– ¿Llevarme a Max?… No, gracias. Prefiero arruinarme sola.
– No empieces con lo mismo, guapita. No seas pesada -el semáforo cambiaba a verde y Menchu puso una marcha, acelerando-. Sabes perfectamente que no me refería a él… Además, es un cielo.
– Un cielo que te chupa la sangre.
– No sólo la sangre.
– Haz el favor de no ser ordinaria.
– Ya salió sor Julia del Santísimo Sacramento.
– A mucha honra.
– Mira. Max será lo que quieras, pero también es tan guapo que me pongo mala cada vez que lo miro. Como la Butterfly esa con su Corto Maltés, cof, cof, entre tos y tos… ¿O era Armando Duval? -insultó a un peatón que cruzaba e hizo deslizarse el Fiat, con indignados bocinazos, por el reducido espacio que quedaba entre un taxi y un humeante autobús-. Pero, hablando en serio, no me parece prudente que sigas viviendo sola… ¿Y si hay un asesino de verdad, que decide meterse ahora contigo?

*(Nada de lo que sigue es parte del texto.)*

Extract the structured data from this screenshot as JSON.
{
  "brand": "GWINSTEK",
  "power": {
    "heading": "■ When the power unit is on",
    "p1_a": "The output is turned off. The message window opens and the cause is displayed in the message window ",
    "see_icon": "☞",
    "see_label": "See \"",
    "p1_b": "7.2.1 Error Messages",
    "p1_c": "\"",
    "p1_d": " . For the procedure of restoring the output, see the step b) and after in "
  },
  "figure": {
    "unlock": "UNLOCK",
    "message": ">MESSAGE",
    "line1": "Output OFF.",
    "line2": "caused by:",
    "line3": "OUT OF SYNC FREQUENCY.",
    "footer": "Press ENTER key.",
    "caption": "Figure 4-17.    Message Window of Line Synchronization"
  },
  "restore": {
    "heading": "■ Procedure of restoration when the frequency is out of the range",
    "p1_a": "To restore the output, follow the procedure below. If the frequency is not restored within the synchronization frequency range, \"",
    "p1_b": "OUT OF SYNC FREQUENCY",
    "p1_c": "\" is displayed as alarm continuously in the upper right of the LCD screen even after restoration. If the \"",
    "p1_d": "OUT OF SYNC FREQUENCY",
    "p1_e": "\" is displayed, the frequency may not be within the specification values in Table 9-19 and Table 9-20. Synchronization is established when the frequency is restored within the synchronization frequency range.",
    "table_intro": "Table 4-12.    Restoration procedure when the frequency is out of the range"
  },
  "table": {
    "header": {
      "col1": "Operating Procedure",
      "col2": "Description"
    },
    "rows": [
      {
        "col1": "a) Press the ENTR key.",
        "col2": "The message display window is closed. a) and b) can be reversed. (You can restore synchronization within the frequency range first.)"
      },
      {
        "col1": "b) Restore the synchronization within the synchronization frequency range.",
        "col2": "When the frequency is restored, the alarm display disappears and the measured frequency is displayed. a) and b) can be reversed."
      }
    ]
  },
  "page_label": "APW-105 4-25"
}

Julia encogió los hombros, malhumorada.
– ¿Y qué quieres que haga?
– Pues no sé, mujer. Irte a vivir con alguien. Si quieres, hago un sacrificio: despacho a Max, y te vienes conmigo.
– ¿Y el cuadro?
– Lo traes, y sigues trabajando en mi casa. Me aprovisiono bien de conservas, coca, vídeos cochinos y bebidas alcohólicas, y nos atrincheramos allí las dos, como en Fort Apache, hasta que nos libremos del cuadro. Por cierto, dos cosas. Primera: he concertado una ampliación del seguro, por si las moscas…
– ¿De qué moscas hablas? El Van Huys lo tengo a buen recaudo, en casa, bajo siete llaves. La instalación de seguridad me costó una fortuna, acuérdate. Aquello es como el Banco de España, pero en pobre.

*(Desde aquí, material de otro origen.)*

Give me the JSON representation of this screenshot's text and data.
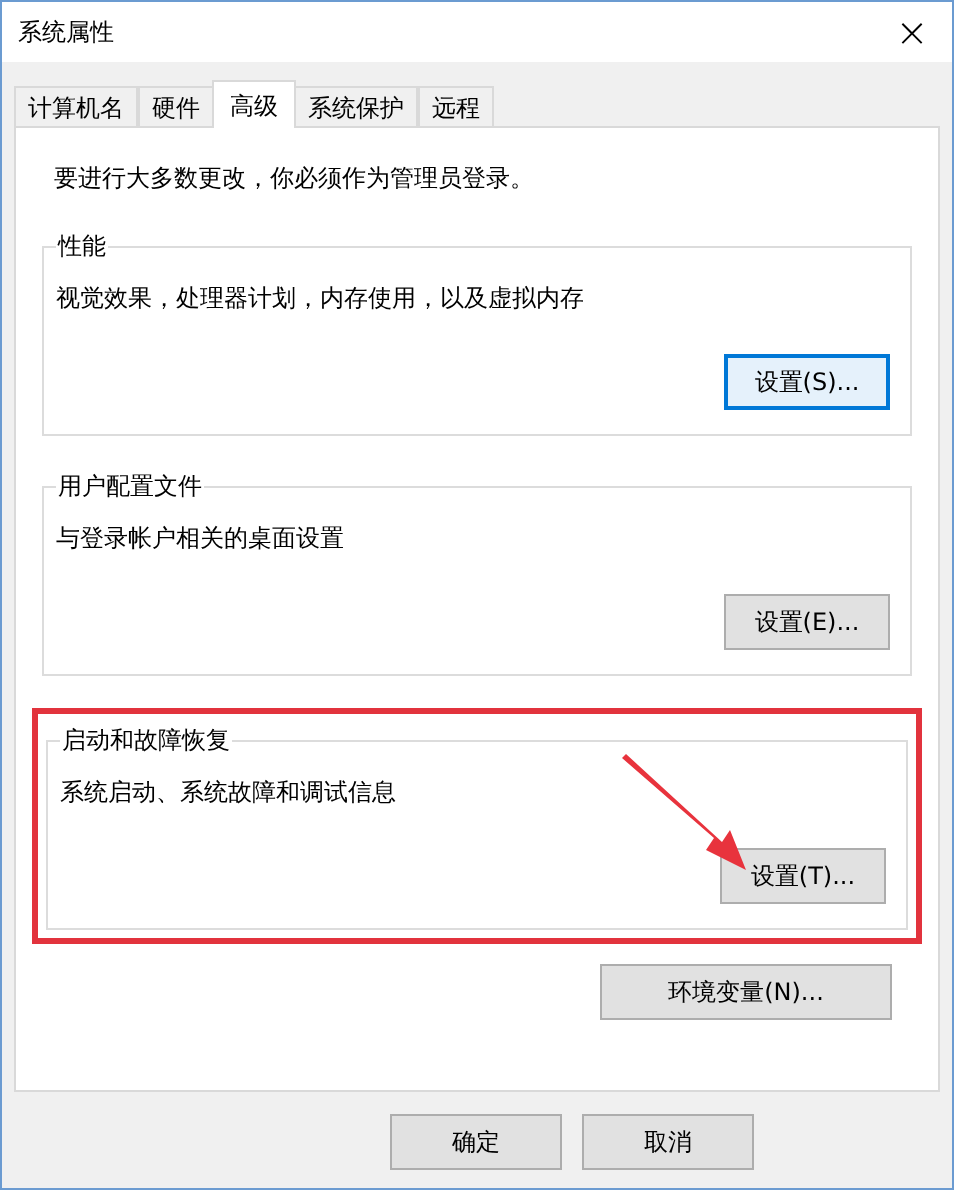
{
  "window": {
    "title": "系统属性",
    "close": "×"
  },
  "tabs": [
    {
      "label": "计算机名",
      "selected": false
    },
    {
      "label": "硬件",
      "selected": false
    },
    {
      "label": "高级",
      "selected": true
    },
    {
      "label": "系统保护",
      "selected": false
    },
    {
      "label": "远程",
      "selected": false
    }
  ],
  "notice": "要进行大多数更改，你必须作为管理员登录。",
  "groups": [
    {
      "title": "性能",
      "description": "视觉效果，处理器计划，内存使用，以及虚拟内存",
      "button": "设置(S)...",
      "focused": true,
      "highlighted": false
    },
    {
      "title": "用户配置文件",
      "description": "与登录帐户相关的桌面设置",
      "button": "设置(E)...",
      "focused": false,
      "highlighted": false
    },
    {
      "title": "启动和故障恢复",
      "description": "系统启动、系统故障和调试信息",
      "button": "设置(T)...",
      "focused": false,
      "highlighted": true
    }
  ],
  "env_button": "环境变量(N)...",
  "buttons": [
    "确定",
    "取消"
  ]
}
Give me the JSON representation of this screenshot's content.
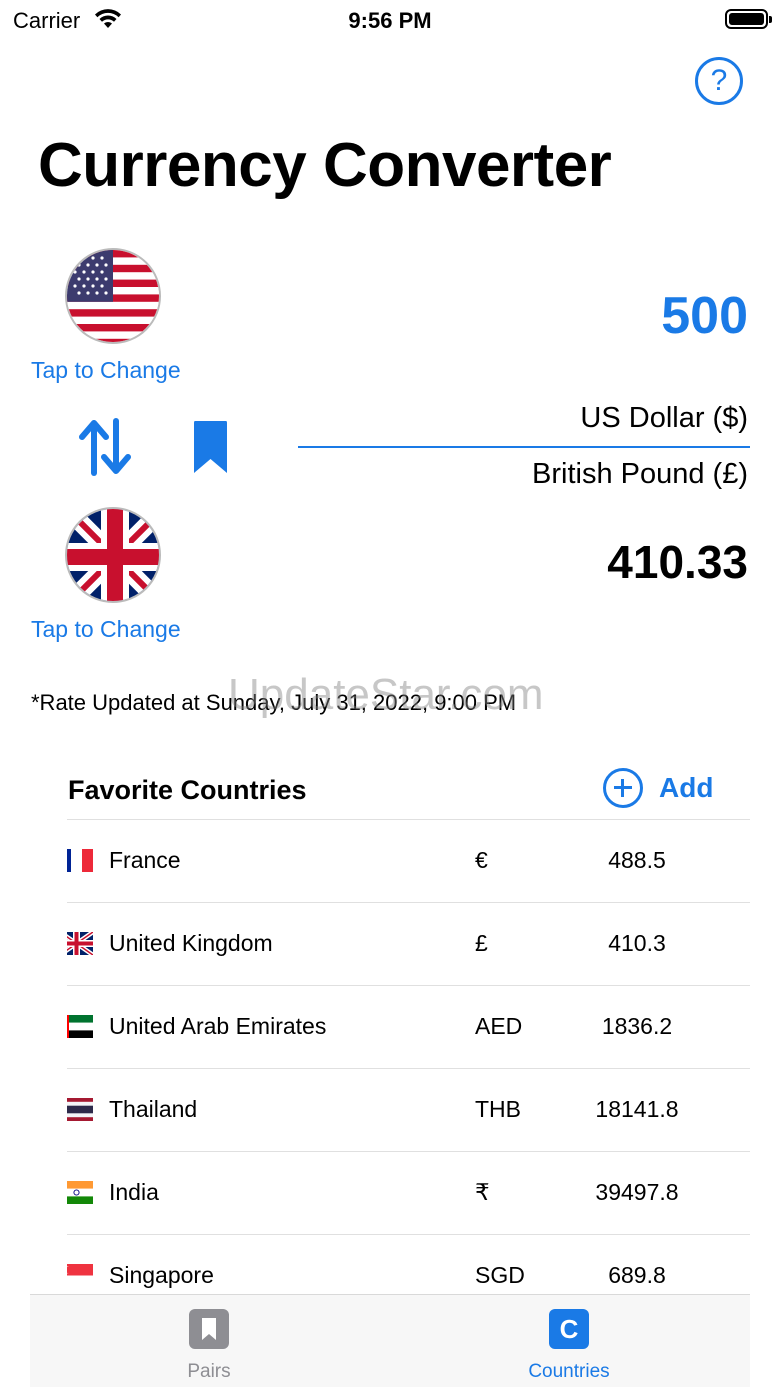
{
  "status_bar": {
    "carrier": "Carrier",
    "time": "9:56 PM"
  },
  "header": {
    "title": "Currency Converter"
  },
  "converter": {
    "amount": "500",
    "from_currency": "US Dollar ($)",
    "to_currency": "British Pound (£)",
    "result": "410.33",
    "tap_to_change_from": "Tap to Change",
    "tap_to_change_to": "Tap to Change",
    "rate_updated": "*Rate Updated at Sunday, July 31, 2022, 9:00 PM"
  },
  "watermark": "UpdateStar.com",
  "favorites": {
    "header": "Favorite Countries",
    "add_label": "Add",
    "rows": [
      {
        "country": "France",
        "symbol": "€",
        "value": "488.5"
      },
      {
        "country": "United Kingdom",
        "symbol": "£",
        "value": "410.3"
      },
      {
        "country": "United Arab Emirates",
        "symbol": "AED",
        "value": "1836.2"
      },
      {
        "country": "Thailand",
        "symbol": "THB",
        "value": "18141.8"
      },
      {
        "country": "India",
        "symbol": "₹",
        "value": "39497.8"
      },
      {
        "country": "Singapore",
        "symbol": "SGD",
        "value": "689.8"
      }
    ]
  },
  "tabbar": {
    "pairs_label": "Pairs",
    "countries_label": "Countries",
    "countries_icon_letter": "C"
  },
  "colors": {
    "accent": "#1a7ae6",
    "inactive": "#8e8e93"
  }
}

– Nunca se sabe -empezaba a llover en serio, y Menchu puso en marcha el limpiaparabrisas-… Lo segundo es que no le digas a don Manuel ni una palabra de todo esto.
– ¿Por qué?
– Pareces boba, hija. Es justo lo que necesita la sobrinita Lola para estropearme el negocio.
– Nadie ha relacionado todavía el cuadro con Álvaro.
– Y que Dios te oiga. Pero la policía tiene muy poco tacto, y pueden haberse puesto en contacto con mi cliente. O con la zorra de su sobrina… En fin. Esto se complica una barbaridad. Tentada estoy de transferirle el problema a Claymore, cobrar mi comisión y punto.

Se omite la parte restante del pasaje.